Vernalization requirement is an integral component of flowering in winter‐type plants. The availability of winter ecotypes among Camelina species facilitated the mapping of quantitative trait loci ...(QTL) for vernalization requirement in Camelina sativa. An inter and intraspecific crossing scheme between related Camelina species, where one spring and two different sources of winter‐type habit were used, resulted in the development of two segregating populations. Linkage maps generated with sequence‐based markers identified three QTLs associated with vernalization requirement in C. sativa; two from the interspecific (chromosomes 13 and 20) and one from the intraspecific cross (chromosome 8). Notably, the three loci were mapped to different homologous regions of the hexaploid C. sativa genome. All three QTLs were found in proximity to Flowering Locus C (FLC), variants of which have been reported to affect the vernalization requirement in plants. Temporal transcriptome analysis for winter‐type Camelina alyssum demonstrated reduction in expression of FLC on chromosomes 13 and 20 during cold treatment, which would trigger flowering, since FLC would be expected to suppress floral initiation.
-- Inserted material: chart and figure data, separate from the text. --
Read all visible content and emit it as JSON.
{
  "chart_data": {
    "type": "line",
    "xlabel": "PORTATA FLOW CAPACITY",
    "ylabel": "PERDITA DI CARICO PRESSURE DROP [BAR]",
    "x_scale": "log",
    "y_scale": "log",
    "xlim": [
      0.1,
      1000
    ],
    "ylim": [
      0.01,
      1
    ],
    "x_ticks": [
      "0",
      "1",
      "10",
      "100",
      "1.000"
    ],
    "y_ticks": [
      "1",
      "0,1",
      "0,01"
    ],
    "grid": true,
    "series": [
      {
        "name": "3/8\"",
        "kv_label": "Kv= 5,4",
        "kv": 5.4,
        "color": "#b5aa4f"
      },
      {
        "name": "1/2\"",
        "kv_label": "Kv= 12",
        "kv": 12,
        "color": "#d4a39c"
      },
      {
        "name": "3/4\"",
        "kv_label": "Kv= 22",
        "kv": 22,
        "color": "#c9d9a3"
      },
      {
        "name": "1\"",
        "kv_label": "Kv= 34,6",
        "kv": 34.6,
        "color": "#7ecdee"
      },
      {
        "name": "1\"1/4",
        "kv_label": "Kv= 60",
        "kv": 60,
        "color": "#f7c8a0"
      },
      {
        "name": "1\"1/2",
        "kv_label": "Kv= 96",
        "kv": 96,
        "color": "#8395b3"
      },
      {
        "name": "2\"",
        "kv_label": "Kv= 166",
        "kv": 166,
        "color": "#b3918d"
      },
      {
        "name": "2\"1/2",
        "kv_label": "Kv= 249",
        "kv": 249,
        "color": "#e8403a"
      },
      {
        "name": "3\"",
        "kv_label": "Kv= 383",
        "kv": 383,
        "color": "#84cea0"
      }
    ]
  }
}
FLC on chromosome 8 also showed reduced expression in the C. sativa ssp. pilosa winter parent upon cold treatment, but was expressed at very high levels across all time points in the spring‐type C. sativa. The chromosome 8 copy carried a deletion in the spring‐type line, which could impact its functionality. Contrary to previous reports, all three FLC loci can contribute to controlling the vernalization response in C. sativa and provide opportunities for manipulating this requirement in the crop.
Core Ideas
Developing winter Camelina sativa germplasm is an important breeding goal for this alternative oilseed, with application in the food, fuel, and bioproduct industries.
Diverse sources of winter germplasm can be exploited in C. sativa breeding with different combinations of quantitative trait loci controlling the winter biotype.
Studying the genetic architecture of the vernalization response has shown that contrary to previous reports all three Flowering Locus C loci in Camelina species could be exploited to manipulate this important trait.